Essa tensão sobre a relação do PT com o socialismo poderia expressar uma ausência de um projeto claro e viável de governo. Borges Neto (2005) faz, sobre isso, uma dialética análise. Primeiramente discorda de sua assertiva, argumentando que é muito difícil ter um programa detalhado de governo. Também lembra que existia dentro do PT um número expressivo de intelectuais da área da economia que poderiam dar sustentação para a reorientação da política econômica. Contudo, por escolha do grupo majoritário do PT, esses intelectuais não tiveram peso nas formulações quando o partido assumiu o governo. Mas ao mesmo tempo, concorda com ela, lembrando uma tendência de fragilidade, notadamente a partir dos anos noventa, do pensamento crítico da esquerda brasileira, que passou a lateralizar cada vez mais as análises centradas nos conflitos de classe. São essas análises que vão influenciar Lula e os integrantes do campo majoritário. Assim, se afastando da análise dos conflitos de classe, as principais lideranças do PT se afastaram da busca de alternativas para a superação do neoliberalismo.

Portanto, se é visível na história do PT uma tensão entre a defesa do socialismo ou não, isso não quer dizer que o partido não tivesse uma clareza sobre isso. O que aconteceu, e cada vez mais no decorrer dos anos noventa, é que o Partido, por meio de sua tendência majoritária, foi se afastando daqueles princípios. E Lula foi (e é) o grande porta-voz desta tendência. O que já era visto nas administrações de prefeituras e governos dos estados veio a baila no governo federal e surpreendeu, até mesmo, integrantes das tendências minoritárias no Partido (Sales, 2005; Borges Neto, 2005; Dias, 2006). Portanto, conforme afirma Borges Neto (2005), a continuidade da política macroeconômica do governo Lula não se deu por falta de opção ou de propostas, existentes dentro do próprio PT e, sim, foi fruto de uma escolha.

Uma vez caracterizado, em marcos gerais, o governo Lula, passaremos a refletir sobre o impacto deste na seguridade social e, notadamente, na área da saúde.

4.2. Breve balanço das políticas de assistência e previdência social, na perspectiva da

seguridade social, no governo Lula

A previdência social foi, das três políticas integrantes da seguridade social, a imediatamente atingida pelo governo Lula, por meio da reforma previdenciária realizada em 2003.

A citada reforma atingiu o que o governo FHC – por oposição de sindicatos, de movimentos sociais e de parlamentares de diversos partidos de esquerda, inclusive do PT – não conseguiu fazer, que foi promover a quebra de direitos dos trabalhadores públicos, que desde a Constituição Federal de 1988 são regidos pelo RJU (Regime Jurídico Único). Assim, a reforma de 2003 aprovou – tal qual a reforma de FHC para os trabalhadores do setor privado regidos pela CLT (Consolidação das Leis Trabalhistas) – o aumento da aposentadoria por tempo de serviço combinado com o, também, aumento do critério idade, bem como a instituição de um teto máximo a ser pago para aposentadoria. Além disso, acabou com o direito à aposentadoria integral, com a isonomia para ativos e aposentados, e apontou para a contribuição dos aposentados à previdência social (Granemann, 2004).
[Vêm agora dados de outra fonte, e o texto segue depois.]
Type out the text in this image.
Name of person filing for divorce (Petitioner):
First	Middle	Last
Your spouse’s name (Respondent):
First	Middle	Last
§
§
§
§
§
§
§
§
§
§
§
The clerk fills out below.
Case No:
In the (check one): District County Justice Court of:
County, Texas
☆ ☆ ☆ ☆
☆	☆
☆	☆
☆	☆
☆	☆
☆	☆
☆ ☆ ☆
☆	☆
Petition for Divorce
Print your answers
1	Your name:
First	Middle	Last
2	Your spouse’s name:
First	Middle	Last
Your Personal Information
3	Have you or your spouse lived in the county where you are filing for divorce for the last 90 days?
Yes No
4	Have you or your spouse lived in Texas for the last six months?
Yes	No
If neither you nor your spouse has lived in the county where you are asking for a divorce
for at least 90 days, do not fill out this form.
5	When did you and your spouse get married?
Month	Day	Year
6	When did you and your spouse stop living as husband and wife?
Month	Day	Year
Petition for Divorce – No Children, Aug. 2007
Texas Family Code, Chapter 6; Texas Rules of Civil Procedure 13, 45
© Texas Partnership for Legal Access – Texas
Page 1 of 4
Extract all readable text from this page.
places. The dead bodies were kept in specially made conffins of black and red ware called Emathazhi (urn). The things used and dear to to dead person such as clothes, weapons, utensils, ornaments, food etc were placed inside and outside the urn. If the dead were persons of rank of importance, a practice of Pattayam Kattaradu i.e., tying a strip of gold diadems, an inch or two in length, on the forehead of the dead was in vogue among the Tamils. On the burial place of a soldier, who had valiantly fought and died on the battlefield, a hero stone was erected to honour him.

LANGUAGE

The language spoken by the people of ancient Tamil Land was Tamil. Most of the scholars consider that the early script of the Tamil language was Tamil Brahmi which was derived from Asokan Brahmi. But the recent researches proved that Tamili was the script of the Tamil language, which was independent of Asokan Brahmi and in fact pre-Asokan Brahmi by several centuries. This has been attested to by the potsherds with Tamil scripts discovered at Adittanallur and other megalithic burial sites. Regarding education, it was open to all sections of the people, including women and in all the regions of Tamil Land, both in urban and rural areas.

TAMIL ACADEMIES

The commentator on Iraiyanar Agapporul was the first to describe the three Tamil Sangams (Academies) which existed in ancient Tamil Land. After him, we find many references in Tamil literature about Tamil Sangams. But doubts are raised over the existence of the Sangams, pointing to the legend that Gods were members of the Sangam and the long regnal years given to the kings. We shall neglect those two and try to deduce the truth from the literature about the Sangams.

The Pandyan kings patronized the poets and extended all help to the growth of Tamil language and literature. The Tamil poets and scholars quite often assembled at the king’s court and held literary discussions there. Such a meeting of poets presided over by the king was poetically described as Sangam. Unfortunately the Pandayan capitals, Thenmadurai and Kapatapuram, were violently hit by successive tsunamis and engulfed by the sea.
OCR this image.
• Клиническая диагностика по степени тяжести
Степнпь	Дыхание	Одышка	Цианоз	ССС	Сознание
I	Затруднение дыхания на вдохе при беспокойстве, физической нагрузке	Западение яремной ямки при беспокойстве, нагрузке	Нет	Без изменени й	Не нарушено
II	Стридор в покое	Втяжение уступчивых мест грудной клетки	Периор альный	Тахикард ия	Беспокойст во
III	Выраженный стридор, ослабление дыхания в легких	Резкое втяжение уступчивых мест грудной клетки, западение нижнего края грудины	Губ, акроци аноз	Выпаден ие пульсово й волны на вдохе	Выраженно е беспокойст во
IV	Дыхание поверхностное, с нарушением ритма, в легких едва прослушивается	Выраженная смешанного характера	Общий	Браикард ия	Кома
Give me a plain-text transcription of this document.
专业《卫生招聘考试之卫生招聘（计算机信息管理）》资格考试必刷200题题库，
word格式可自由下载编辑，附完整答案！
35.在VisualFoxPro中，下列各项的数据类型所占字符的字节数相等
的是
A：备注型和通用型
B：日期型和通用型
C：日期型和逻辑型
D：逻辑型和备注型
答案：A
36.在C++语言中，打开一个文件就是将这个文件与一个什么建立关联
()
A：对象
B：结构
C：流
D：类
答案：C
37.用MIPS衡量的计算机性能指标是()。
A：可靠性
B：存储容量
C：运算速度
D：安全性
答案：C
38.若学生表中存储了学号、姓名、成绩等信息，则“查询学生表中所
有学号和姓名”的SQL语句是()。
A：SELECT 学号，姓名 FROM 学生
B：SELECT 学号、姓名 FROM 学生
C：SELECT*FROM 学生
Os argumentos do governo para a reforma, conforme atentou Tavares Soares (2004), eram antigos, tendo sido também defendidos pelo governo FHC: o discurso da existência de um déficit no sistema previdenciário e de que a reforma era fundamental para o retorno do crescimento do país.

O argumento da crise financeira do sistema é falso, pois a análise dos dois governos citados trata apenas da arrecadação, se imiscuindo de publicizar para a população que a Constituição Federal de 1988 previu um conjunto de fontes de financiamento para a previdência social, na perspectiva da seguridade social brasileira, além da arrecadação das folhas de salário (Tavares Soares, 2004; Marques e Mendes, 2005). Também ocultou que em momentos de recessão, com a diminuição da entrada de trabalhadores no mercado formal há, infelizmente, uma redução da contribuição dos trabalhadores (Tavares Soares, 2004). O problema é a crise econômica e não os trabalhadores usuários da previdência. Aliás, como atentam Marques e Mendes (2005), no discurso do governo Lula sobre a suposta importância desta reforma previdenciária, foram recuperados discursos falsos de que os valores de aposentadoria do funcionalismo público eram extremamente superiores à média dos aposentados por tempo de serviços regidos pela CLT. Segundo dados trazidos pelos autores (Marques e Mendes, 2005: 146) a diferença da média de aposentadoria na realidade era de R$ 1.038,00 para o primeiro grupo e de R$ 812,30 para o segundo.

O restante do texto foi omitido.